I run a hard course, Friend, and that jackass Evan Sayet ain't even close to understanding it. I don't hate America, but I think she's been betrayed by those who won't understand that the basic requirement for democracy is clear knowledge of the truth.
The most significant comment on this is from Ben Franklin, atheist, inventor, author and friend of the ladies: when asked, on emerging from the hall where the Constitution had just been signed, what kind of government we now had, said "A Republic, if you can keep it!"
I took that to mean that he understood that human governance depends on humans maintaining their highest standards of understanding of the world, and he also understood that the men who hammered out the Constitution understood, as he did, that handing the responsibility for governance to representatives elected by popular vote was at best risky, because popular vote depends on being popular, and the truth has never been popular.
We see that today, with 70% of Americans being willing to say they believe in angels, more than half thinking Iraq was connected to 9/11, and when universal health care is dismissed as socialism. These are foolish, lazy things to think, and I'm sure at times you know that.
But it doesn't enter into your fortress of rhetoric, just like I'm not allowed in Ben's, because I know where the key foundation block is, and I have a crowbar.
So, if you understand what I'm getting at, and are offended, I understand. Been nice knowing ya, but I'm not about to start watching Evan Sayet or David Horowitz or Ann Coulter, or any of the sell-outs of the fright-wing talk show circuit. I know why they sit around and backslap each other into thinking they live in the greatest nation on earth, with the biggest military (right now) and the best standard of living (for them).
I'm not interested in listening to someone tell me that something called a Liberal always sides with evil, is dedicated to teenage promiscuity, hates America, has no morals, can have no morals since they don't believe in God, etc. etc.
I already have many many discussion with people who carefully follow the rules of evidence-based thinking, understand you can construct morality from three kids in a sandbox, and the distinction between what you want to believe and what unobligingly exists.
Remember the soldiers. They didn't need to die, just like the next ten thousand who will die for sloppy thinking, greed and faith.
Ormond Memorial Day 2007
Incidentally, I will be posting this as a diary.
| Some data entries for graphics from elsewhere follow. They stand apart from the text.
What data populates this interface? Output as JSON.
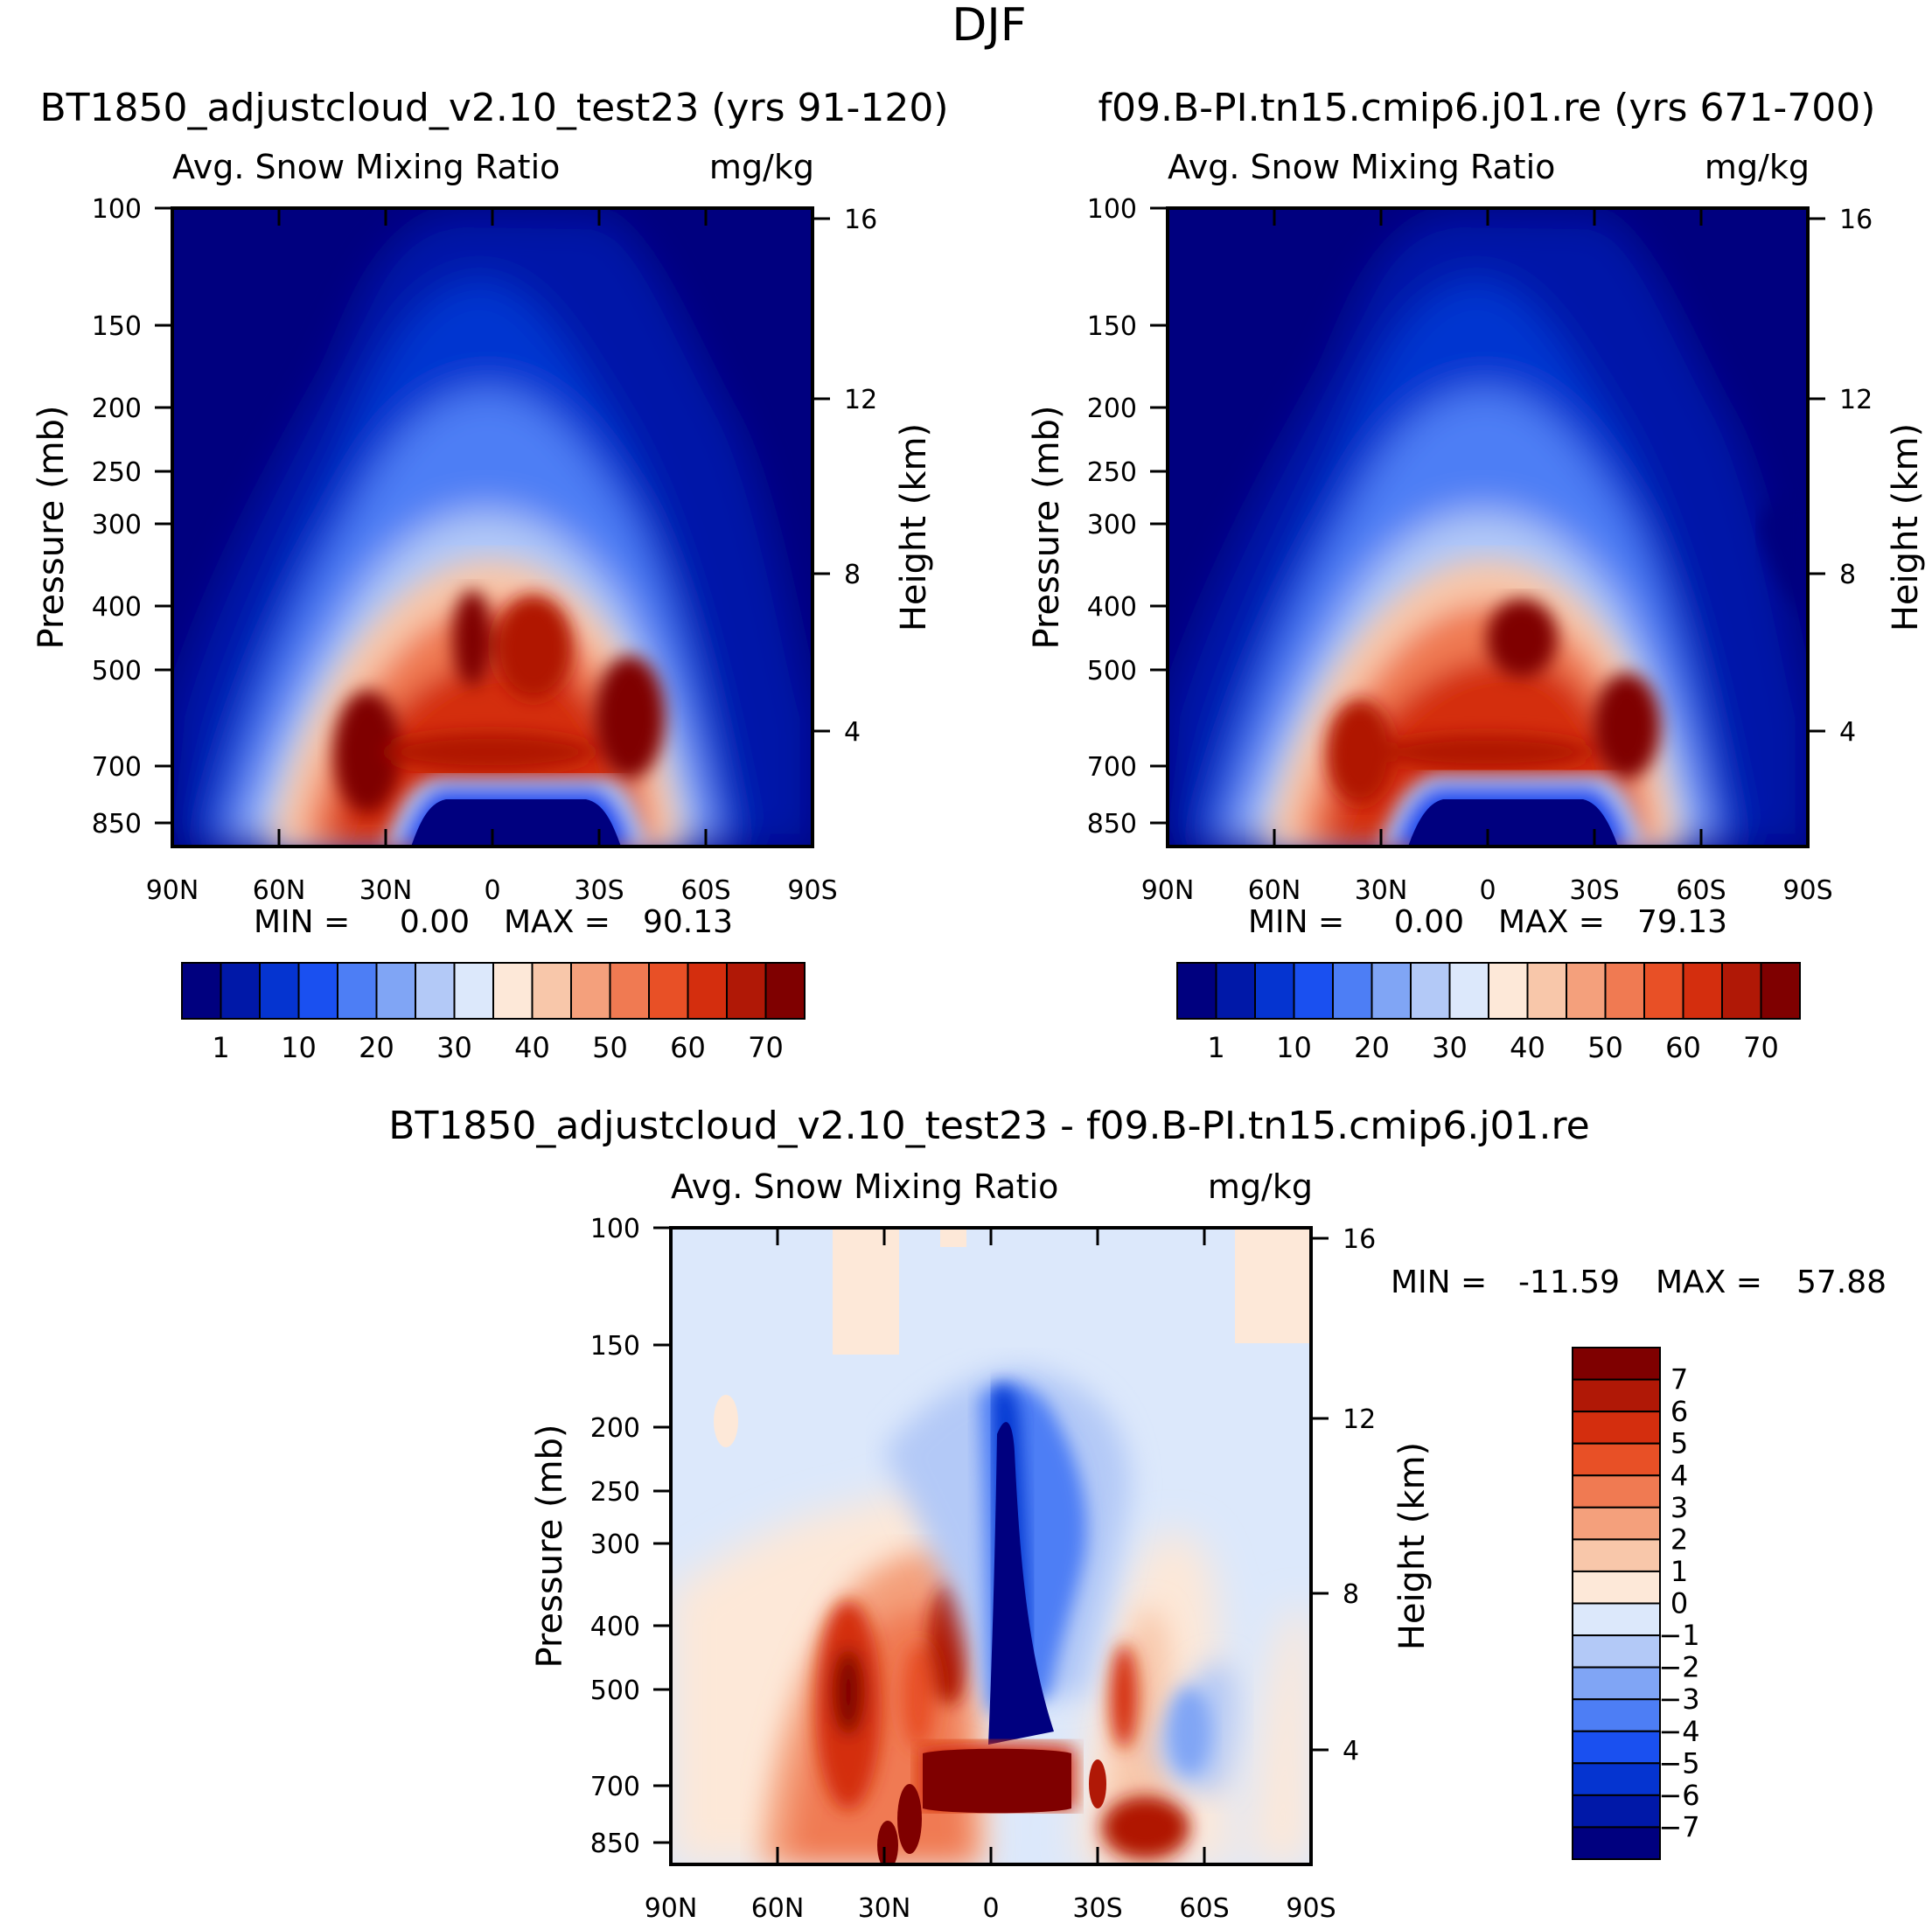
{
  "figure": {
    "title": "DJF",
    "variable": "Avg. Snow Mixing Ratio",
    "units": "mg/kg",
    "x_ticks": [
      "90N",
      "60N",
      "30N",
      "0",
      "30S",
      "60S",
      "90S"
    ],
    "pressure_ticks": [
      "100",
      "150",
      "200",
      "250",
      "300",
      "400",
      "500",
      "700",
      "850"
    ],
    "height_ticks": [
      "16",
      "12",
      "8",
      "4"
    ],
    "ylabel_left": "Pressure (mb)",
    "ylabel_right": "Height (km)",
    "min_label": "MIN =",
    "max_label": "MAX ="
  },
  "chart_data": [
    {
      "type": "heatmap",
      "title": "BT1850_adjustcloud_v2.10_test23 (yrs 91-120)",
      "min": "0.00",
      "max": "90.13",
      "colorbar_labels": [
        "1",
        "10",
        "20",
        "30",
        "40",
        "50",
        "60",
        "70"
      ],
      "levels": [
        0,
        1,
        5,
        10,
        15,
        20,
        25,
        30,
        35,
        40,
        45,
        50,
        55,
        60,
        65,
        70
      ]
    },
    {
      "type": "heatmap",
      "title": "f09.B-PI.tn15.cmip6.j01.re (yrs 671-700)",
      "min": "0.00",
      "max": "79.13",
      "colorbar_labels": [
        "1",
        "10",
        "20",
        "30",
        "40",
        "50",
        "60",
        "70"
      ],
      "levels": [
        0,
        1,
        5,
        10,
        15,
        20,
        25,
        30,
        35,
        40,
        45,
        50,
        55,
        60,
        65,
        70
      ]
    },
    {
      "type": "heatmap",
      "title": "BT1850_adjustcloud_v2.10_test23 - f09.B-PI.tn15.cmip6.j01.re",
      "min": "-11.59",
      "max": "57.88",
      "colorbar_labels": [
        "7",
        "6",
        "5",
        "4",
        "3",
        "2",
        "1",
        "0",
        "-1",
        "-2",
        "-3",
        "-4",
        "-5",
        "-6",
        "-7"
      ],
      "levels": [
        -7,
        -6,
        -5,
        -4,
        -3,
        -2,
        -1,
        0,
        1,
        2,
        3,
        4,
        5,
        6,
        7
      ]
    }
  ],
  "palette": [
    "#00007f",
    "#0018a8",
    "#0534d0",
    "#1a50f0",
    "#4d7ef5",
    "#80a5f5",
    "#b3c9f7",
    "#dce8fb",
    "#fde8d8",
    "#f8c7aa",
    "#f4a07c",
    "#f07a52",
    "#e85026",
    "#d42e0e",
    "#b01806",
    "#7f0000"
  ]
}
Your name will not appear, although your persona will. Nobody knows I know you, except as "a longtime friend from high school who although very smart, is too comfortable to think hard thoughts."
Ain't I diplomatic? Prove me wrong. Start by admitting there is no evidence for God (I know proof is impossible.) Then analyze Straussian politics using cognitive science and governance theory staying always with the best scientific evidence, free of patriotism and appeals to America the Beautiful.
If you can't do that, then why should we talk? About them Cubbies, the weather, the burning Everglades? Soon enough. Got your food and water supplies laid away?